Ponzi birimleri için, faaliyetlerden kaynaklanan nakit akışları yoluyla anaparanın geri ödenmesini veya ödenmemiş borçlardan kaynaklanan faizlerin ödenmesini karşılamaya yeterli değildir. Bu tür birimler varlık satabilir veya borç alabilir. Faiz ödemek için borç almak veya adi hisse senedine faiz ve hatta temettü ödemek için varlık satmak, borçları ve gelecekteki gelirlerin önceden taahhüdünü artırsa bile, bir birimin öz sermayesini düşürür.” Buradaki hedge kelimesinin hedge fonlar ile karıştırılmaması gerektiğinin altını çizmek isterim.

Minsky şöyle devam eder: “Hedge finansmanının baskın olması durumunda, ekonominin pekâlâ denge arayan ve içeren bir sistem olabileceği gösterilebilir. Buna karşılık, spekülatif ve Ponzi finansın ağırlığı ne kadar büyük olursa, ekonominin sapmayı artıran bir sistem olma olasılığı da o kadar yüksek olur. Finansal istikrarsızlık hipotezinin ilk teoremi, ekonominin istikrarlı olduğu finansman rejimlerine ve istikrarsız olduğu finansman rejimlerine sahip olmasıdır. Finansal istikrarsızlık hipotezinin ikinci teoremi, uzun süreli refah dönemleri boyunca ekonominin istikrarlı bir sistem oluşturan finansal ilişkilerden, istikrarsız bir sistem oluşturan finansal ilişkilere geçiş yapmasıdır.

Kapitalist ekonomiler, özellikle uzun süren iyi zamanlarda, hedge finans birimlerinin hâkim olduğu bir finansal yapıdan, spekülatif ve Ponzi finansla uğraşan birimlerin büyük ağırlığının olduğu bir yapıya geçme eğilimindedir. Ayrıca, büyük miktarda spekülatif finansal birimlere sahip bir ekonomi, enflasyonist bir durumdaysa ve yetkililer parasal kısıtlama ile enflasyonu kovmaya çalışırsa, spekülatif birimler Ponzi birimleri olacak ve daha önce Ponzi birimlerinin net değeri hızla buharlaşacaktır. Sonuç olarak, nakit akışı açığı olan birimler, pozisyonlarını satarak pozisyon oluşturmaya çalışmak zorunda kalacaklardır. Bunun varlık değerlerinin çöküşüne yol açması muhtemel.”
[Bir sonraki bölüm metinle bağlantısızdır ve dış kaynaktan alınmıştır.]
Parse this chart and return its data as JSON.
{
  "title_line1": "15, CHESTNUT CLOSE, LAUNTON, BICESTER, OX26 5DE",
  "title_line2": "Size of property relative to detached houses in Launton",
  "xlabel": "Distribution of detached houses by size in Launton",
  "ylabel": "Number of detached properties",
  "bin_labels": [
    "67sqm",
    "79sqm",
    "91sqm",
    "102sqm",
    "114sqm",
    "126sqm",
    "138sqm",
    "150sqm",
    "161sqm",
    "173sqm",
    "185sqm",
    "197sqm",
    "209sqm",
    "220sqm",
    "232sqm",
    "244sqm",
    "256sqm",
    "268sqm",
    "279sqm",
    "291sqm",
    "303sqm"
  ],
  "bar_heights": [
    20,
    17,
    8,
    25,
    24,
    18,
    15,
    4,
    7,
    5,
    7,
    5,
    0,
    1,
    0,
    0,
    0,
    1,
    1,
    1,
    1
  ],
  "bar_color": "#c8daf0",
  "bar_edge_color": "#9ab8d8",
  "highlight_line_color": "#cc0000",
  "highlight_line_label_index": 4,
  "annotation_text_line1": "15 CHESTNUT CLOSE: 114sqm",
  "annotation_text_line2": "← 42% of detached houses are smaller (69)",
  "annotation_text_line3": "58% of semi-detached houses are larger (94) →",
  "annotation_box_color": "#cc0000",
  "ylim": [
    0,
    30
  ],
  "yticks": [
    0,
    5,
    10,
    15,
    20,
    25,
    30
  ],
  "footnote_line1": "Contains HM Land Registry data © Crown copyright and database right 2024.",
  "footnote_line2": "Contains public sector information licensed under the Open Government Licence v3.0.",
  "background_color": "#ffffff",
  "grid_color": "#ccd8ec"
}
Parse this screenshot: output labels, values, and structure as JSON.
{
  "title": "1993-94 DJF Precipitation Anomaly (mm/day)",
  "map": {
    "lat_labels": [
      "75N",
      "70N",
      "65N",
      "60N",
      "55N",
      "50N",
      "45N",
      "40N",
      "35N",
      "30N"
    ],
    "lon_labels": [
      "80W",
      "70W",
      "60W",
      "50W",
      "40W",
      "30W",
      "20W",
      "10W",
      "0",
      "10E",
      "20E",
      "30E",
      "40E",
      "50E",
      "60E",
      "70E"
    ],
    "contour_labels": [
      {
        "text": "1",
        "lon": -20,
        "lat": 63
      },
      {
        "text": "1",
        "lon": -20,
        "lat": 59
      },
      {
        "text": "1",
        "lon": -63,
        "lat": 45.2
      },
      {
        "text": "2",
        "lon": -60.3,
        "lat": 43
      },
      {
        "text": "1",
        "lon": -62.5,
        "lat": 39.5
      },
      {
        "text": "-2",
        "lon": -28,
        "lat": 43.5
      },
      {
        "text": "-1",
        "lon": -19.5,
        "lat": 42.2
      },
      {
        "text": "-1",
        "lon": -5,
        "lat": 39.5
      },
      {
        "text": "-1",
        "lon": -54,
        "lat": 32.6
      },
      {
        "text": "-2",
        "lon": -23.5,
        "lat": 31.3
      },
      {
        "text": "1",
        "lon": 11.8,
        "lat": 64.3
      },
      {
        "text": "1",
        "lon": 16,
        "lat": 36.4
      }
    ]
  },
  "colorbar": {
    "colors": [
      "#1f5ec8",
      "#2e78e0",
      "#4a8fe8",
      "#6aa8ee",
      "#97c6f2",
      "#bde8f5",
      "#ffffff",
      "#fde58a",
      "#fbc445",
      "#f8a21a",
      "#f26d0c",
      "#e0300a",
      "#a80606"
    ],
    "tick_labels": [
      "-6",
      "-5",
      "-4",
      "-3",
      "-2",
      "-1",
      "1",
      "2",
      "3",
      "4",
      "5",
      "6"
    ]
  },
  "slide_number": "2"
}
Özellikle bu son paragrafı naçizane tekrar okumanızı tavsiye ederim.

Minsky der ki: “Hipotezin özü, istikrarın istikrarsızlaştırıcı olmasıdır çünkü kapitalistler istikrarın devam edeceğine, istikrarı baltalayan Ponzi birimleri de dahil olmak üzere her zamankinden daha riskli borç yapılarını devreye sokmaya yönelik sürü halinde bir eğilime sahiptir.”

İnsanlar risk alarak ne kadar uzun süre para kazanırlarsa, risk alma konusunda o kadar tedbirsiz olurlar. Bunu yaparken, yolda kendi kendini gerçekleştiren geçici döngüler oluşur. Herkes aynı anda daha fazla risk arayıcı hale geliyorsa, bu risk primlerini düşürür, teminatın değerini artırır, kaldıraç yeteneğini artırır ve oyun devam eder. İnsan doğası gereği döngüseldir ve esasen Minsky tezinin ana noktası da budur.